As he left, though, he seemed happy and kissed me passionately before he left. It was kind of exciting seeing him at the school 30 minutes later and pretending nothing happened. All the rest of the day and evening, I felt happy. I was excited to have a secret lover and I couldn’t stop thinking about his body and how he kissed, etc. We texted a bunch that afternoon, but never once did he say he was glad it happened, that he was thinking about me, or anything nice like that. Another red flag. I’ve since realized that he is a man who keeps his feelings to himself and is not very expressive.
I thought for sure he would text me the next morning, but when I didn’t hear from him, I sent him a message telling him that I was aching for him and wanted him to meet him that day. He was very rude and said he had things to do and we wouldn’t be doing this every day. I was so hurt and shocked at his response. After several texts back and forth, he said that he was up half the night feeling bad. He was too overcome with remorse and guilt, and we couldn’t meet again. We talked on the phone at that point. He wasn’t very nice, even on the phone.

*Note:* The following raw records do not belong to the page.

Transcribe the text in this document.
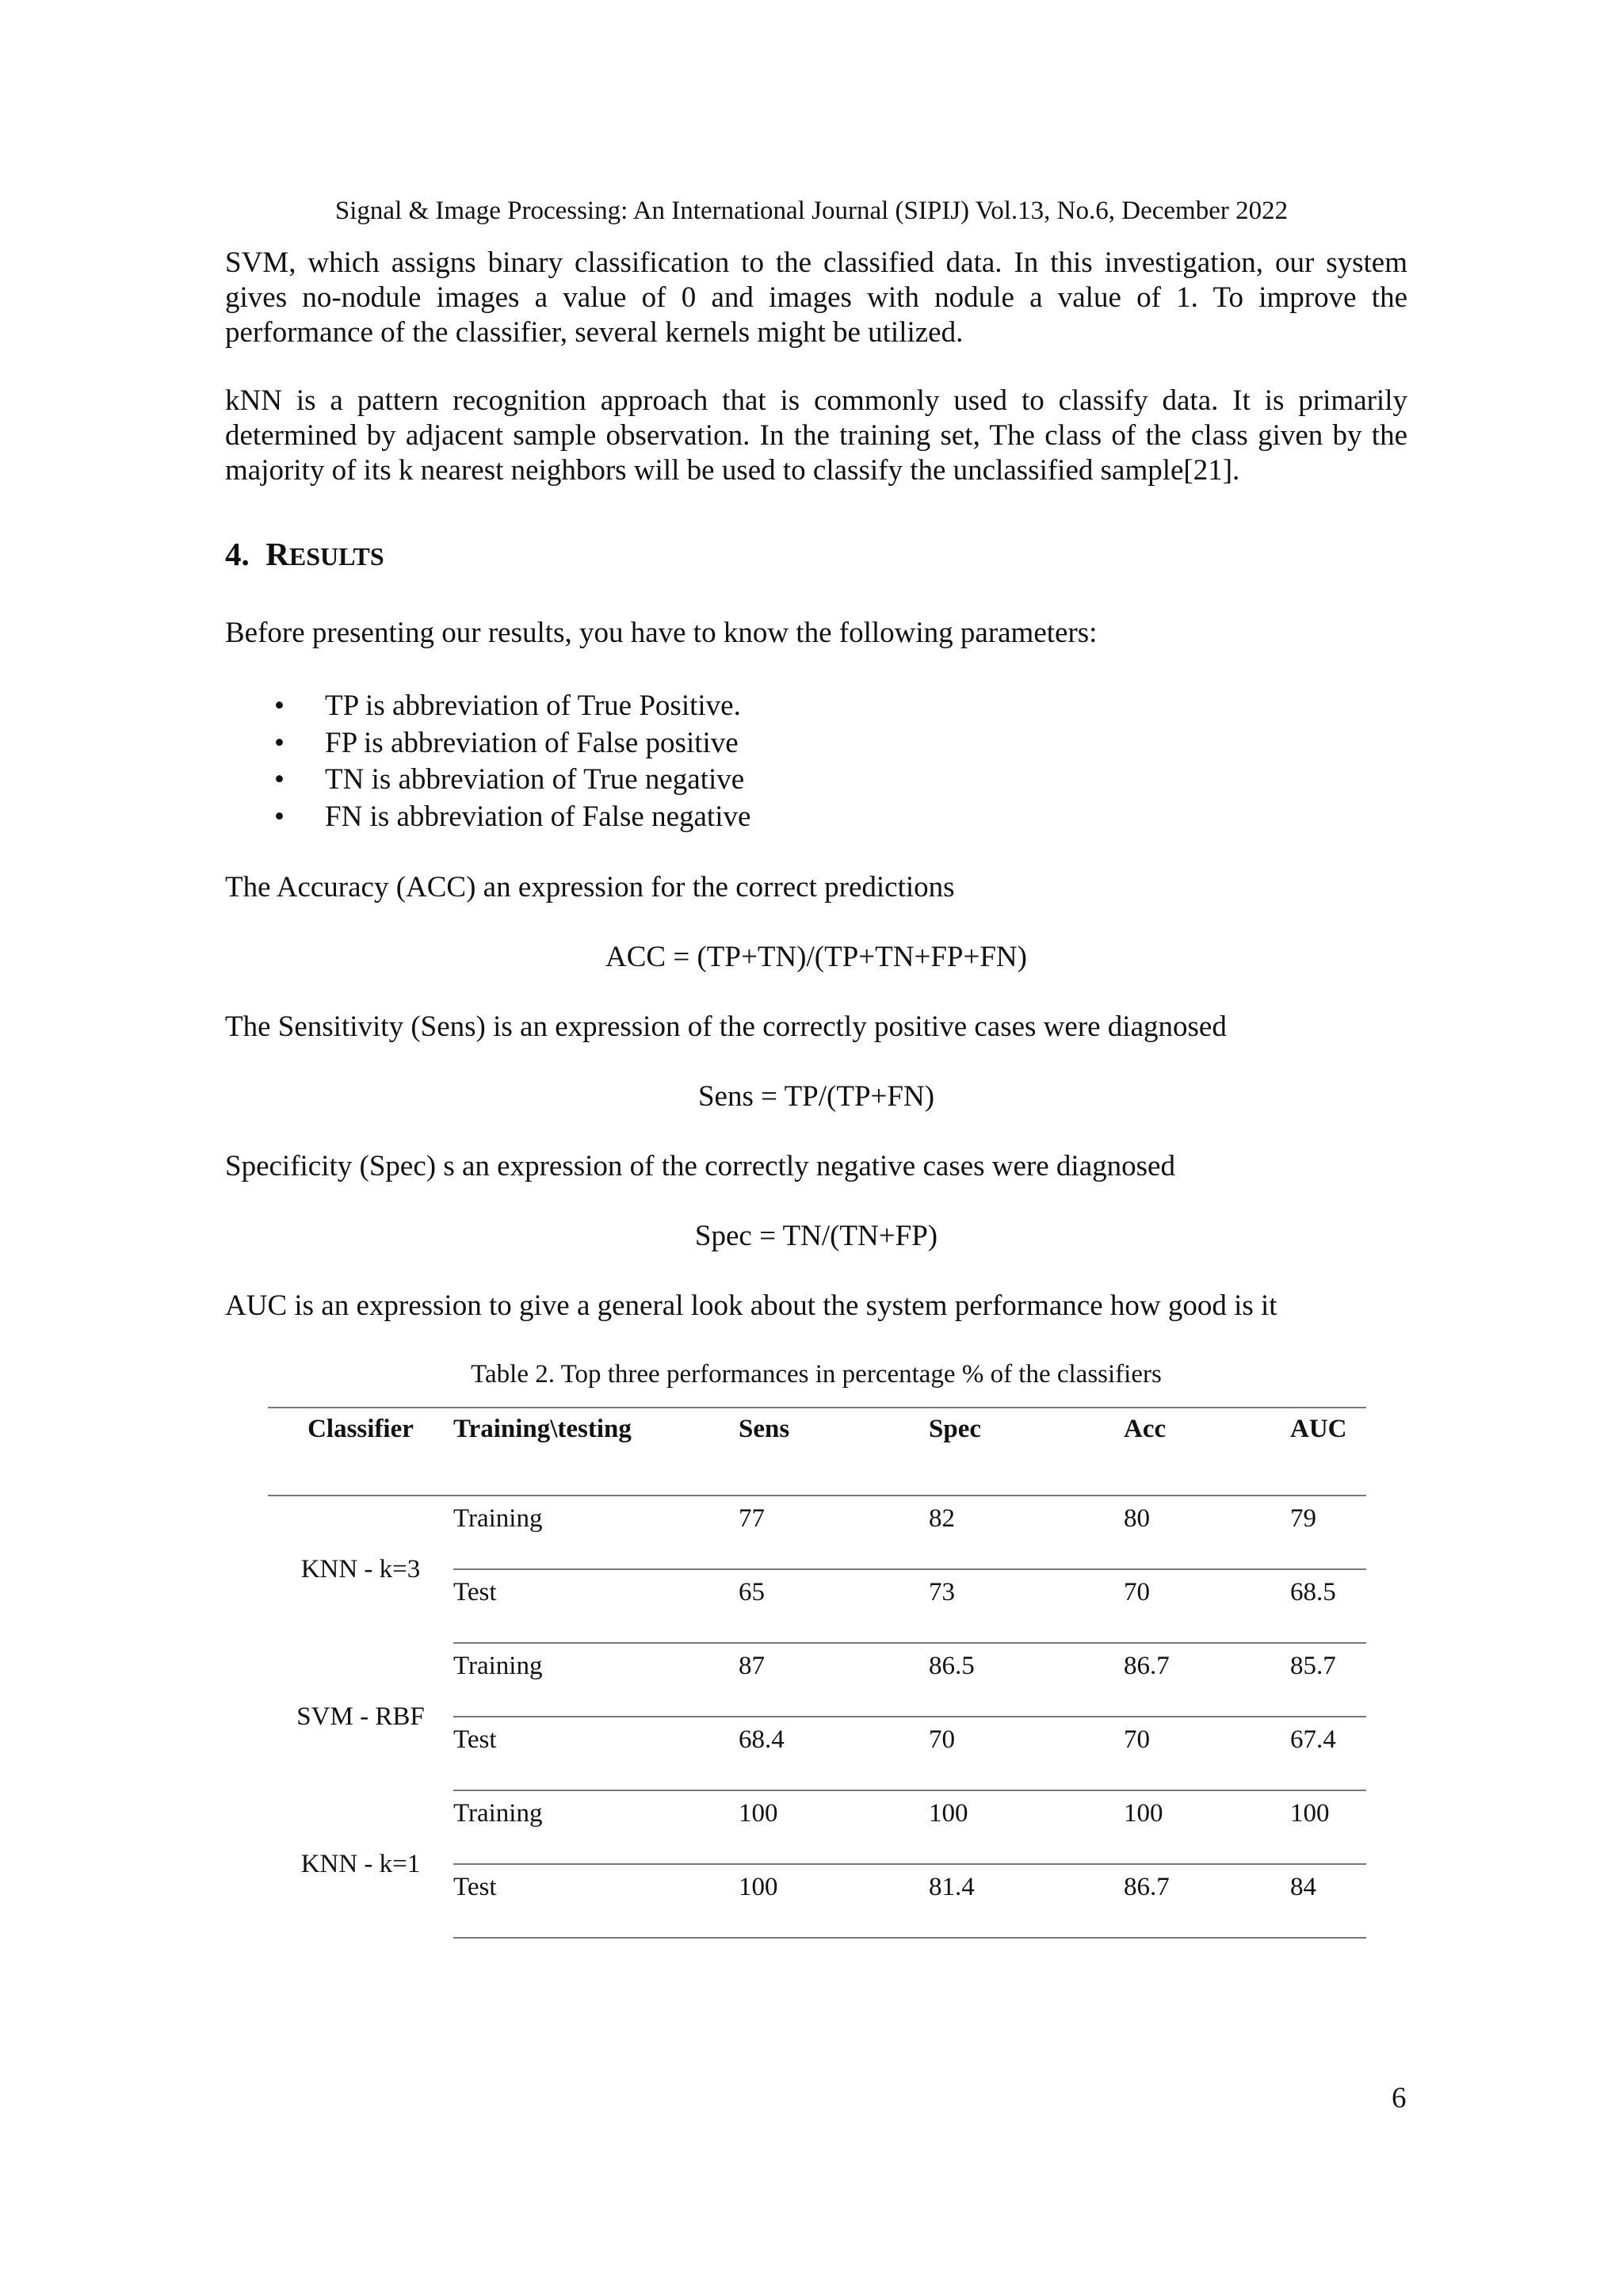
Signal & Image Processing: An International Journal (SIPIJ) Vol.13, No.6, December 2022

SVM, which assigns binary classification to the classified data. In this investigation, our system gives no-nodule images a value of 0 and images with nodule a value of 1. To improve the performance of the classifier, several kernels might be utilized.

kNN is a pattern recognition approach that is commonly used to classify data. It is primarily determined by adjacent sample observation. In the training set, The class of the class given by the majority of its k nearest neighbors will be used to classify the unclassified sample[21].

4. RESULTS

Before presenting our results, you have to know the following parameters:

• TP is abbreviation of True Positive.
• FP is abbreviation of False positive
• TN is abbreviation of True negative
• FN is abbreviation of False negative

The Accuracy (ACC) an expression for the correct predictions

ACC = (TP+TN)/(TP+TN+FP+FN)

The Sensitivity (Sens) is an expression of the correctly positive cases were diagnosed

Sens = TP/(TP+FN)

Specificity (Spec) s an expression of the correctly negative cases were diagnosed

Spec = TN/(TN+FP)

AUC is an expression to give a general look about the system performance how good is it

Table 2. Top three performances in percentage % of the classifiers

Classifier	Training\testing	Sens	Spec	Acc	AUC
KNN - k=3	Training	77	82	80	79
	Test	65	73	70	68.5
SVM - RBF	Training	87	86.5	86.7	85.7
	Test	68.4	70	70	67.4
KNN - k=1	Training	100	100	100	100
	Test	100	81.4	86.7	84
6
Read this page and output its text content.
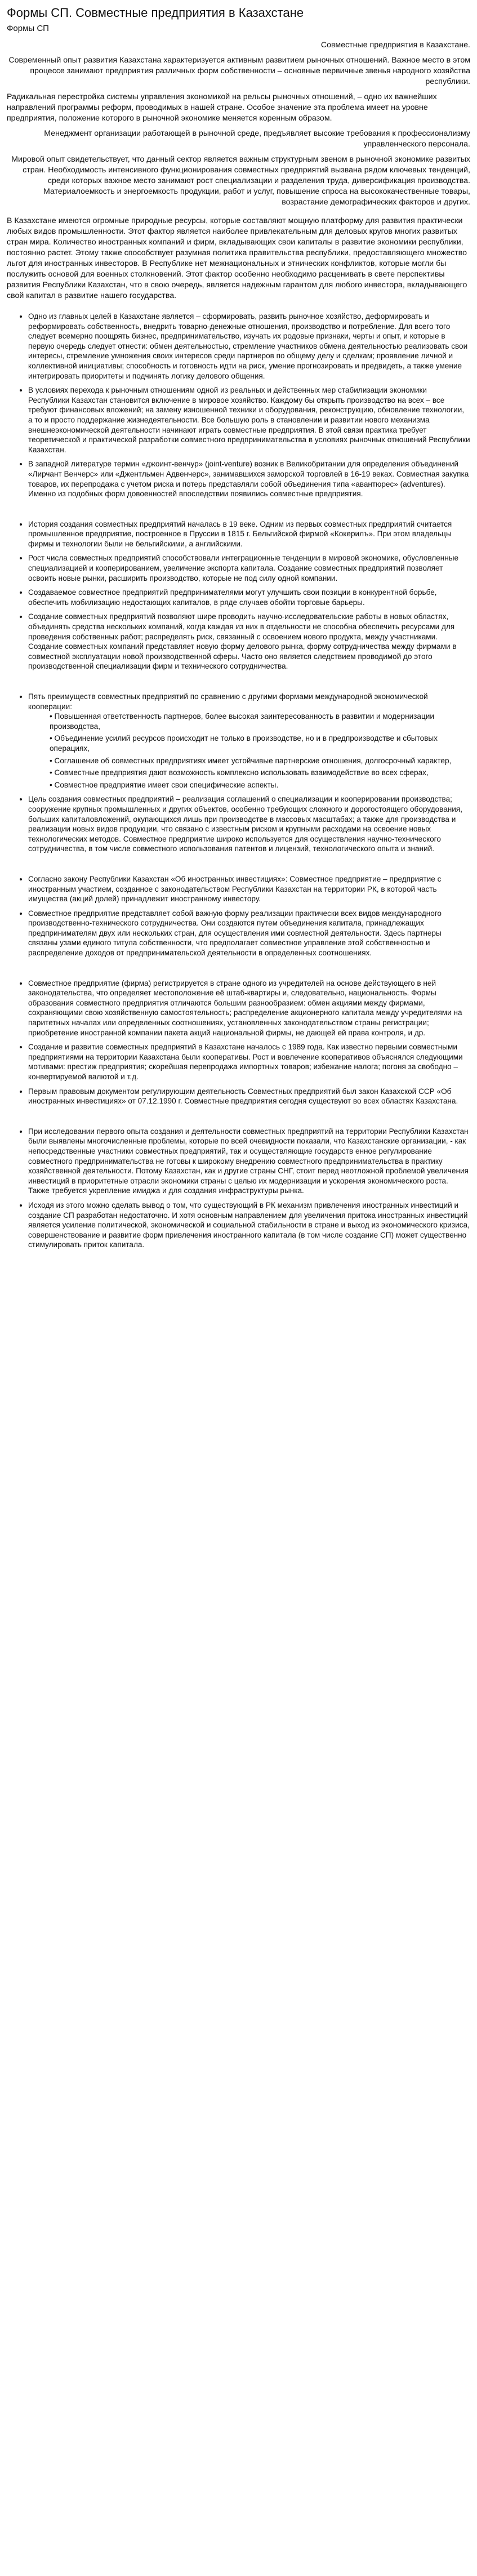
Формы СП. Совместные предприятия в Казахстане
Формы СП

Совместные предприятия в Казахстане.

Современный опыт развития Казахстана характеризуется активным развитием рыночных отношений. Важное место в этом процессе занимают предприятия различных форм собственности – основные первичные звенья народного хозяйства республики.

Радикальная перестройка системы управления экономикой на рельсы рыночных отношений, – одно их важнейших направлений программы реформ, проводимых в нашей стране. Особое значение эта проблема имеет на уровне предприятия, положение которого в рыночной экономике меняется коренным образом.

Менеджмент организации работающей в рыночной среде, предъявляет высокие требования к профессионализму управленческого персонала.

Мировой опыт свидетельствует, что данный сектор является важным структурным звеном в рыночной экономике развитых стран. Необходимость интенсивного функционирования совместных предприятий вызвана рядом ключевых тенденций, среди которых важное место занимают рост специализации и разделения труда, диверсификация производства. Материалоемкость и энергоемкость продукции, работ и услуг, повышение спроса на высококачественные товары, возрастание демографических факторов и других.

В Казахстане имеются огромные природные ресурсы, которые составляют мощную платформу для развития практически любых видов промышленности. Этот фактор является наиболее привлекательным для деловых кругов многих развитых стран мира. Количество иностранных компаний и фирм, вкладывающих свои капиталы в развитие экономики республики, постоянно растет. Этому также способствует разумная политика правительства республики, предоставляющего множество льгот для иностранных инвесторов. В Республике нет межнациональных и этнических конфликтов, которые могли бы послужить основой для военных столкновений. Этот фактор особенно необходимо расценивать в свете перспективы развития Республики Казахстан, что в свою очередь, является надежным гарантом для любого инвестора, вкладывающего свой капитал в развитие нашего государства.
• Одно из главных целей в Казахстане является – сформировать, развить рыночное хозяйство, деформировать и реформировать собственность, внедрить товарно-денежные отношения, производство и потребление. Для всего того следует всемерно поощрять бизнес, предпринимательство, изучать их родовые признаки, черты и опыт, и которые в первую очередь следует отнести: обмен деятельностью, стремление участников обмена деятельностью реализовать свои интересы, стремление умножения своих интересов среди партнеров по общему делу и сделкам; проявление личной и коллективной инициативы; способность и готовность идти на риск, умение прогнозировать и предвидеть, а также умение интегрировать приоритеты и подчинять логику делового общения.
• В условиях перехода к рыночным отношениям одной из реальных и действенных мер стабилизации экономики Республики Казахстан становится включение в мировое хозяйство. Каждому бы открыть производство на всех – все требуют финансовых вложений; на замену изношенной техники и оборудования, реконструкцию, обновление технологии, а то и просто поддержание жизнедеятельности. Все большую роль в становлении и развитии нового механизма внешнеэкономической деятельности начинают играть совместные предприятия. В этой связи практика требует теоретической и практической разработки совместного предпринимательства в условиях рыночных отношений Республики Казахстан.
• В западной литературе термин «джоинт-венчур» (joint-venture) возник в Великобритании для определения объединений «Лирчант Венчерс» или «Джентльмен Адвенчерс», занимавшихся заморской торговлей в 16-19 веках. Совместная закупка товаров, их перепродажа с учетом риска и потерь представляли собой объединения типа «авантюрес» (adventures). Именно из подобных форм довоенностей впоследствии появились совместные предприятия.
• История создания совместных предприятий началась в 19 веке. Одним из первых совместных предприятий считается промышленное предприятие, построенное в Пруссии в 1815 г. Бельгийской фирмой «Кокерилъ». При этом владельцы фирмы и технологии были не бельгийскими, а английскими.
• Рост числа совместных предприятий способствовали интеграционные тенденции в мировой экономике, обусловленные специализацией и кооперированием, увеличение экспорта капитала. Создание совместных предприятий позволяет освоить новые рынки, расширить производство, которые не под силу одной компании.
• Создаваемое совместное предприятий предпринимателями могут улучшить свои позиции в конкурентной борьбе, обеспечить мобилизацию недостающих капиталов, в ряде случаев обойти торговые барьеры.
• Создание совместных предприятий позволяют шире проводить научно-исследовательские работы в новых областях, объединять средства нескольких компаний, когда каждая из них в отдельности не способна обеспечить ресурсами для проведения собственных работ; распределять риск, связанный с освоением нового продукта, между участниками. Создание совместных компаний представляет новую форму делового рынка, форму сотрудничества между фирмами в совместной эксплуатации новой производственной сферы. Часто оно является следствием проводимой до этого производственной специализации фирм и технического сотрудничества.
• Пять преимуществ совместных предприятий по сравнению с другими формами международной экономической кооперации:
• Повышенная ответственность партнеров, более высокая заинтересованность в развитии и модернизации производства,
• Объединение усилий ресурсов происходит не только в производстве, но и в предпроизводстве и сбытовых операциях,
• Соглашение об совместных предприятиях имеет устойчивые партнерские отношения, долгосрочный характер,
• Совместные предприятия дают возможность комплексно использовать взаимодействие во всех сферах,
• Совместное предприятие имеет свои специфические аспекты.
• Цель создания совместных предприятий – реализация соглашений о специализации и кооперировании производства; сооружение крупных промышленных и других объектов, особенно требующих сложного и дорогостоящего оборудования, больших капиталовложений, окупающихся лишь при производстве в массовых масштабах; а также для производства и реализации новых видов продукции, что связано с известным риском и крупными расходами на освоение новых технологических методов. Совместное предприятие широко используется для осуществления научно-технического сотрудничества, в том числе совместного использования патентов и лицензий, технологического опыта и знаний.
• Согласно закону Республики Казахстан «Об иностранных инвестициях»: Совместное предприятие – предприятие с иностранным участием, созданное с законодательством Республики Казахстан на территории РК, в которой часть имущества (акций долей) принадлежит иностранному инвестору.
• Совместное предприятие представляет собой важную форму реализации практически всех видов международного производственно-технического сотрудничества. Они создаются путем объединения капитала, принадлежащих предпринимателям двух или нескольких стран, для осуществления ими совместной деятельности. Здесь партнеры связаны узами единого титула собственности, что предполагает совместное управление этой собственностью и распределение доходов от предпринимательской деятельности в определенных соотношениях.
• Совместное предприятие (фирма) регистрируется в стране одного из учредителей на основе действующего в ней законодательства, что определяет местоположение её штаб-квартиры и, следовательно, национальность. Формы образования совместного предприятия отличаются большим разнообразием: обмен акциями между фирмами, сохраняющими свою хозяйственную самостоятельность; распределение акционерного капитала между учредителями на паритетных началах или определенных соотношениях, установленных законодательством страны регистрации; приобретение иностранной компании пакета акций национальной фирмы, не дающей ей права контроля, и др.
• Создание и развитие совместных предприятий в Казахстане началось с 1989 года. Как известно первыми совместными предприятиями на территории Казахстана были кооперативы. Рост и вовлечение кооперативов объяснялся следующими мотивами: престиж предприятия; скорейшая перепродажа импортных товаров; избежание налога; погоня за свободно – конвертируемой валютой и т.д.
• Первым правовым документом регулирующим деятельность Совместных предприятий был закон Казахской ССР «Об иностранных инвестициях» от 07.12.1990 г. Совместные предприятия сегодня существуют во всех областях Казахстана.
• При исследовании первого опыта создания и деятельности совместных предприятий на территории Республики Казахстан были выявлены многочисленные проблемы, которые по всей очевидности показали, что Казахстанские организации, - как непосредственные участники совместных предприятий, так и осуществляющие государств енное регулирование совместного предпринимательства не готовы к широкому внедрению совместного предпринимательства в практику хозяйственной деятельности. Потому Казахстан, как и другие страны СНГ, стоит перед неотложной проблемой увеличения инвестиций в приоритетные отрасли экономики страны с целью их модернизации и ускорения экономического роста. Также требуется укрепление имиджа и для создания инфраструктуры рынка.
• Исходя из этого можно сделать вывод о том, что существующий в РК механизм привлечения иностранных инвестиций и создание СП разработан недостаточно. И хотя основным направлением для увеличения притока иностранных инвестиций является усиление политической, экономической и социальной стабильности в стране и выход из экономического кризиса, совершенствование и развитие форм привлечения иностранного капитала (в том числе создание СП) может существенно стимулировать приток капитала.
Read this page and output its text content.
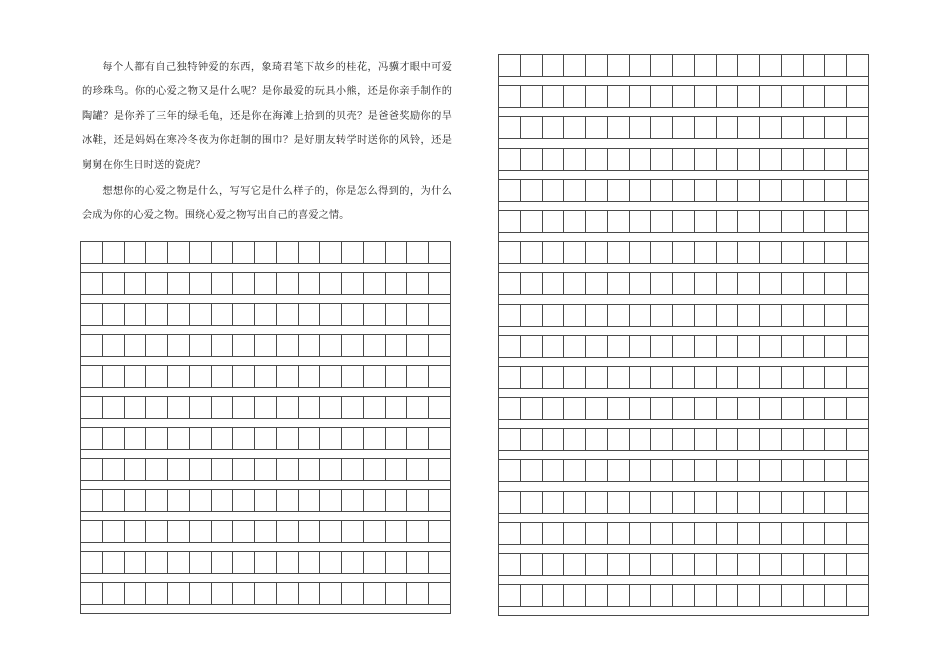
每个人都有自己独特钟爱的东西，象琦君笔下故乡的桂花，冯骥才眼中可爱的珍珠鸟。你的心爱之物又是什么呢？是你最爱的玩具小熊，还是你亲手制作的陶罐？是你养了三年的绿毛龟，还是你在海滩上拾到的贝壳？是爸爸奖励你的旱冰鞋，还是妈妈在寒冷冬夜为你赶制的围巾？是好朋友转学时送你的风铃，还是舅舅在你生日时送的瓷虎？

想想你的心爱之物是什么，写写它是什么样子的，你是怎么得到的，为什么会成为你的心爱之物。围绕心爱之物写出自己的喜爱之情。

I was devastated and confused. It seemed so different than how he was the day before. When we were together, he didn’t seem to have any qualms about entering into a secret affair with me - none whatsoever. He even said his wife once had a lover, and that everyone needed something on the side. His changed attitude really made no sense to me, but I’ve since decided that he might have felt overwhelmed. It was probably clear that I was not going to be an easy person to have an affair with. I am sensitive and I’ve never been good at casual sex. I think he saw the potential disaster that this situation was - neighbors, kids go to same school, I know his wife, etc coupled with my emotional needs. Just too much.
That was three days ago, and I think it was the right decision not to continue with the affair. He is a very unemotional person from what I can tell. Because of his job, he’s probably always had to keep his emotions in check, I suppose. That wouldn’t have been a good fit for me. I wanted someone that he was not (emotionally responsive, excited to be with me, wanting and desiring me, etc.). I think he wanted casual sex with no strings attached, which is something I can’t do. Of course, I think he handled it very, very badly. He could’ve been nicer about the whole thing, which he was not and that hurts a lot.
I’m also feeling tremendously guilty about cheating on my husband. My husband is a good man and loves me deeply. It would hurt and gut him if he ever found out. I can’t believe I risked my marriage and family over this man who was not worth it. The affair was unsatisfying in every way, even sexually (I was too nervous to relax and climax). He never behaved the way I wanted, was not attentive, and gave me no compliments. He never told me why he liked me. I can’t even remember him ever calling me by my name. I think I had built up a fantasy about him that was not realistic and not who he really was.
This man and I decided never to tell anyone, and we’ve deleted all the text messages. There is no way anyone will ever find out. But I am left with a very raw feeling inside. I feel like it was such a mistake, and the guilt is getting to me. What makes it worse is that I still think about how exciting it was to have his hands all over my body and his lips on mine. I don’t really want that again with someone like him again. He and I were not the right fit - it would’ve caused me so much more misery than it has. Yet, I still can’t stop thinking about that part of it.
So there is my situation. I’ve learned a lot about myself in the last few days. At this point, I am wanting nothing more than to make my husband happy and make it up to him. I can’t believe all that I risked for someone who was not worth it. I need to find a way to fix the holes and problems in my life so I don’t need another man to validate myself. It’s so difficult, and I hope I can eventually forgive myself. Thanks for reading.